I am already upset by how little I get to see her. We both have busy lives. I was spoiled by weekly get-togethers with her, back when she lived much closer and had ready transportation. Now, though, she is a few towns further…still not that far, but it’s enough that weekly meet-ups are no longer possible, and sometimes it’s hard to even manage seeing her once a month. I hate it.
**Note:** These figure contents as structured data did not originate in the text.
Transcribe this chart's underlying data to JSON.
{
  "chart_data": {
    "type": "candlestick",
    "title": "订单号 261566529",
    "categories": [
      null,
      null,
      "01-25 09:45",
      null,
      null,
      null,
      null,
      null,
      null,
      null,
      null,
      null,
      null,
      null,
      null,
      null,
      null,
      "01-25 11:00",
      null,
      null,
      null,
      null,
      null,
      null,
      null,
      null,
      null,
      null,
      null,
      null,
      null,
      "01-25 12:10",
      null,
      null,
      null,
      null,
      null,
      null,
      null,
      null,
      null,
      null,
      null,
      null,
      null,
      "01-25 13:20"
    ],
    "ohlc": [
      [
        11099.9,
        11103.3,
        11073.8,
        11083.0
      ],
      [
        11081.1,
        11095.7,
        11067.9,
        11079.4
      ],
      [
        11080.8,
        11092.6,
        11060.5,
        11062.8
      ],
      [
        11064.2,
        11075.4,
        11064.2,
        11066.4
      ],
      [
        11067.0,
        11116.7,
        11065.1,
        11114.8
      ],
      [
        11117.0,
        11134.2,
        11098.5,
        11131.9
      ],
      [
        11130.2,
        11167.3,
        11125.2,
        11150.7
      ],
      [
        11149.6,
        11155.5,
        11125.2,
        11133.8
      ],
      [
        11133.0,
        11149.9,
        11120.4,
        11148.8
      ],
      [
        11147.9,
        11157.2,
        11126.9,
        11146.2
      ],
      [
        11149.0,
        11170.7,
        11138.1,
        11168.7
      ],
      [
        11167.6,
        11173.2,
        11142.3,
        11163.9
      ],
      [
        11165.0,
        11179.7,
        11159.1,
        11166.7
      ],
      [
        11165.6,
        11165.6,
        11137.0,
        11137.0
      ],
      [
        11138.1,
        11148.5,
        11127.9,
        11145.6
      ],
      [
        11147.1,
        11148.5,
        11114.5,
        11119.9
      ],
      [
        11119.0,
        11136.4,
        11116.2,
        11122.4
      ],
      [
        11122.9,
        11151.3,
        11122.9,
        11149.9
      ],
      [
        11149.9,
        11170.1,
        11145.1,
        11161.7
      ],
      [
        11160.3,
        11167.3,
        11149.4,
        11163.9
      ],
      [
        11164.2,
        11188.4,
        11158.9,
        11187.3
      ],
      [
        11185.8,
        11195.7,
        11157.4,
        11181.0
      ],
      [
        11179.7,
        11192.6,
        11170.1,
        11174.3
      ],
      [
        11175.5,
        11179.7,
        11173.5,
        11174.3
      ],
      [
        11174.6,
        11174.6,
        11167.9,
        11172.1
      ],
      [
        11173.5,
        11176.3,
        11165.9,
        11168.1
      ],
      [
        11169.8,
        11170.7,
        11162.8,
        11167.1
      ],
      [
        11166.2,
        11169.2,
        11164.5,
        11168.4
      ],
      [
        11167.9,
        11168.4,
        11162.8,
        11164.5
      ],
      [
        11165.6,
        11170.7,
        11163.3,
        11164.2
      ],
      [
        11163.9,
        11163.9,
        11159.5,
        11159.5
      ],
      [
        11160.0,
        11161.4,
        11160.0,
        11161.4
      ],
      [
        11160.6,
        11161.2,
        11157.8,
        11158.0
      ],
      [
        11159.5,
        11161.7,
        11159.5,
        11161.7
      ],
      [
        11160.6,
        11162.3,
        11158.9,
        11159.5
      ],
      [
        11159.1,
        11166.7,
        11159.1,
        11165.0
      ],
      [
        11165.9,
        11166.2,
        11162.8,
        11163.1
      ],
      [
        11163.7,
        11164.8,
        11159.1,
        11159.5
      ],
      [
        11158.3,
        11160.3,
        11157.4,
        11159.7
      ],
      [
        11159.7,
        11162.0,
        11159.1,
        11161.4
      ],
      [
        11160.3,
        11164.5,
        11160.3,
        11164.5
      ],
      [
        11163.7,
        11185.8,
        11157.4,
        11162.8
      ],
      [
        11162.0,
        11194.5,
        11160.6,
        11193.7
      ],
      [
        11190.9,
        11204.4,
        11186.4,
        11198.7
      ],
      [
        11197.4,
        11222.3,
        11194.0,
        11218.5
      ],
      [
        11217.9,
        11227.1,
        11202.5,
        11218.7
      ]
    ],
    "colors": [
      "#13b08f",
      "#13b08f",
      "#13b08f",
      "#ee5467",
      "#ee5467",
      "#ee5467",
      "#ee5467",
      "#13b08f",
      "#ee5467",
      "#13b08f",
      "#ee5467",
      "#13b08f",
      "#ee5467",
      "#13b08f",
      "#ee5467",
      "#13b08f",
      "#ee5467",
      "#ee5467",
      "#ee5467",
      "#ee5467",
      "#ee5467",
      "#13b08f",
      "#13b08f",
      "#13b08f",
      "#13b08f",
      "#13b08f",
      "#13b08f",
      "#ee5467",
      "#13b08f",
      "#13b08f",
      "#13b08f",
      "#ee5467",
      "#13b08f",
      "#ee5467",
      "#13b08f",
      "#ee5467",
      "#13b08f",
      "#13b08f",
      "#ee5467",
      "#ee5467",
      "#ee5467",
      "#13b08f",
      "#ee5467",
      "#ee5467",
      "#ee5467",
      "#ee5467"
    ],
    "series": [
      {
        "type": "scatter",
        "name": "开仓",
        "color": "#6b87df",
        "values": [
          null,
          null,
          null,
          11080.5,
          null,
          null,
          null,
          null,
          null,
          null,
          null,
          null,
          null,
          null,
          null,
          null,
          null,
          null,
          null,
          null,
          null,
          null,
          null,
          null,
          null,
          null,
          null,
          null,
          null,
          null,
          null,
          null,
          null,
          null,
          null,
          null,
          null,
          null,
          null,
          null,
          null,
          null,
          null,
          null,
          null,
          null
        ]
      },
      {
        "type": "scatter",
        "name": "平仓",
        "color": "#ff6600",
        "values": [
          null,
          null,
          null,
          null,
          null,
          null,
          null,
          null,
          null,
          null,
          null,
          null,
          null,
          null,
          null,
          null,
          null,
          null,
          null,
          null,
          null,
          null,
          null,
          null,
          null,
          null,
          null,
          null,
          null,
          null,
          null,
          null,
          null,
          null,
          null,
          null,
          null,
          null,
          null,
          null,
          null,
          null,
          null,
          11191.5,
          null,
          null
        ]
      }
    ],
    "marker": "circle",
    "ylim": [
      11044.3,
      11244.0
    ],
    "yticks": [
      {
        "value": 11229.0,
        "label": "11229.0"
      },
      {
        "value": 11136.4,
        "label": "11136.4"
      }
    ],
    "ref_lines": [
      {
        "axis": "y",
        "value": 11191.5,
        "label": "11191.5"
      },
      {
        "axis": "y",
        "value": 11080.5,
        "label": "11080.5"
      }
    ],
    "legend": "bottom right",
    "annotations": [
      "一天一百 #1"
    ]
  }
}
I also recently missed out on a big event in her life, something I had been looking forward to for a long time. She got married. It was not at all the wedding she had wanted and it was done the way it was because it was necessary for insurance purposes and they could not afford a large wedding. Since they couldn’t afford a wedding with a reception and feeding everyone, they ONLY invited family, because they would have never heard the end of it, and…well, it’s still a special celebration of two wonderful people joining…if nothing else, you at least want your immediate family there to share it with. But I still wanted to be there. I didn’t expect to be fed, and I would have been thrilled to just watch them join together as a married couple, offer my loving congratulations, and go on my way. But if they made an exception for me, they would have had to make it for everyone, and I guess not everyone would have been okay with not being fed/catered to. I personally would have just told people that it was only for immediate family and that if anyone insisted on being a part of the ceremony, it would just be to watch and there would be no ceremony. But then, I have always been weird like that…stating it like it is and not caring (much) if people objected…not if it made sense to me.
But…she has a different opinion on it, and she isn’t me, and so…I was not there. And it hurts. None of her friends were there, but it still hurts me that I couldn’t be there for something that I had looked forward to so intensely for years. I am trying to take consolation in the fact that at the 1-year mark, they are going to hold a mini-ceremony/celebration for their friends, to sort of relive the day. Not the same, but it’s something. But of course I worry that it might not happen, that finances will get in the way (though I don’t feel it really needs to cost anything…it can be potluck, I’ll bring music, etc…). And now, it might be that she won’t even live in this state, not even close. So I will have truly missed out.
Yes, I am whining about something that probably shouldn’t be that important. Most people probably wouldn’t care. But it matters to me. And it matters that I won’t be able to see my best friend as often. Even though we are having trouble seeing each other at least on a monthly basis, we were at least seeing each other…if she moves, that won’t happen. It will be a once (MAYBE twice) a year thing, if we can manage it. And that’s really hard to stomach.
I kind of feel like life is racing by me, swirling all around, and leaving me behind more and more. I can’t keep up with it. I am so busy trying to keep up with things, trying to manage the day-to-day workings of life, that my kids are growing up way too quickly and I am missing it…my friends are doing things and I am missing it (I can’t even find time to go see my best friend’s show)…weeks go by with hardly any time spent on knitting, my all-time favorite hobby. Important events are happening that I can’t seem to find time to make it to. There are world events going on and I don’t even know what they are. It’s autumn already and I don’t even remember much of summer, and Winter will be here in a few more teary blinks.
I can’t help wonder if I am being way too emotional about it all. I would say it’s “that time of the month” if it weren’t for the fact that that just passed. Has something changed recently to cause me to feel so strongly now? So emotional? So…confused by everything? Or am I not all that crazy to be totally upset at the prospect of losing my friend?
Don’t know…too confused to figure it out. Sad, isn’t it?